Доктор Коровкин разглядывал цветы и слушал комментарии профессора – оба и не заметили, как рядом с оградой оказался высокий стройный человек в форме морского офицера.
– Лютиками-цветочками любуетесь, иуды? А сами родину продаете за медный грош! – Слова, вылетевшие из уст незнакомца, заставили дачников вздрогнуть от неожиданности.
Среднего роста, статный, безобразно пьяный, с растрепанными русыми волосами молодой человек в полурастегнутом кителе стоял у ограды с бутылкой в руке. Его бледное лицо казалось безумным. Осоловелые карие глаза под сдвинутыми черными бровями с необыкновенной злобой смотрели на профессора и доктора.
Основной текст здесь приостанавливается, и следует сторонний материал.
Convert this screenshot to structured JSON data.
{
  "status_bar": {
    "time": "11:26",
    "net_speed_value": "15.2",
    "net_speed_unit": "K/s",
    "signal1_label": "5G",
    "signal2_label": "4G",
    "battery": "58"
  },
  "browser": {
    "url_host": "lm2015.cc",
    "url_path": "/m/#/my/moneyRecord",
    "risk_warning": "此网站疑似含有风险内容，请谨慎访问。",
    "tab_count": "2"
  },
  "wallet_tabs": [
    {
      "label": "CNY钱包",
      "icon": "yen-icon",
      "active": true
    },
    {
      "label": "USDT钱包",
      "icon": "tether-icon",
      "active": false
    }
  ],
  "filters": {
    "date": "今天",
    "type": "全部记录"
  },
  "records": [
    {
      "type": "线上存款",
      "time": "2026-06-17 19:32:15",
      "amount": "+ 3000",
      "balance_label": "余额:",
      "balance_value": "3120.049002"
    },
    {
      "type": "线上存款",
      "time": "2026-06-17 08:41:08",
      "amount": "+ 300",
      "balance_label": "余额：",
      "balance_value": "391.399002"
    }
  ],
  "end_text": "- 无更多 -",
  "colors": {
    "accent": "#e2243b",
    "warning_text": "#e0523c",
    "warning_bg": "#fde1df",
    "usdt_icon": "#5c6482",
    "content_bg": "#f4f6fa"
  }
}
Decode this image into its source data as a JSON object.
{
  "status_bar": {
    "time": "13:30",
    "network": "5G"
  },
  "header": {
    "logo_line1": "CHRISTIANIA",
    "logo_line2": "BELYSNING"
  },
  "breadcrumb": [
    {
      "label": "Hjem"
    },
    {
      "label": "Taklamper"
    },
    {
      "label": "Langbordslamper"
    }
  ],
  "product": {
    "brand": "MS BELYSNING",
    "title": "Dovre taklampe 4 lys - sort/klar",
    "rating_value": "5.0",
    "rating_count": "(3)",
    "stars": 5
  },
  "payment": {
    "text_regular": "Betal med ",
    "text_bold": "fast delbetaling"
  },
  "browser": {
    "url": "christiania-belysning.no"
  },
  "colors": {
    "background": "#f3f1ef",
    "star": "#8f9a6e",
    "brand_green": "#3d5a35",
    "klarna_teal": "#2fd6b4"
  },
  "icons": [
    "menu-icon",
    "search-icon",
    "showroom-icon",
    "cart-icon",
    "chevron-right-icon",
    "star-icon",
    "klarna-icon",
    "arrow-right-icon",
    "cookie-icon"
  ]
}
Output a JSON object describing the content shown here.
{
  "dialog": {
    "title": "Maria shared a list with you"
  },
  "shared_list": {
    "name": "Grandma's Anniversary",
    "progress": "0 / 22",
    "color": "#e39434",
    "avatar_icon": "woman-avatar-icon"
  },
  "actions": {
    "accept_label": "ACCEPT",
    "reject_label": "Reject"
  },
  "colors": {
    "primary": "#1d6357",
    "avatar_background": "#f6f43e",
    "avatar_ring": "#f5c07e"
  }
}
Хлебнув из бутылки, нежданный прохожий продолжил, облокотясь на штакетник:
– Предательство Родины – несмываемый позор. Известно ли это вам, досточтимые господа? – Вопрос он визгливо выкрикнул и икнул. – Пособники антихриста, иуды поганые. И я с вами буду в аду псалмы распевать. Да, да, и не смотрите на меня невинными бараньими глазами! Я раскрыл ваше змеиное логово! Как я мог, как я пал так низко? Кровь славных предков вопиет во мне! Нет мне прощенья!
Он пошатнулся и отошел от забора. Еще раз приложившись к бутылке, незнакомец швырнул ее с силой в ярко-желтый забор, отделяющий его от профессора Муромцева и доктора Коровкина.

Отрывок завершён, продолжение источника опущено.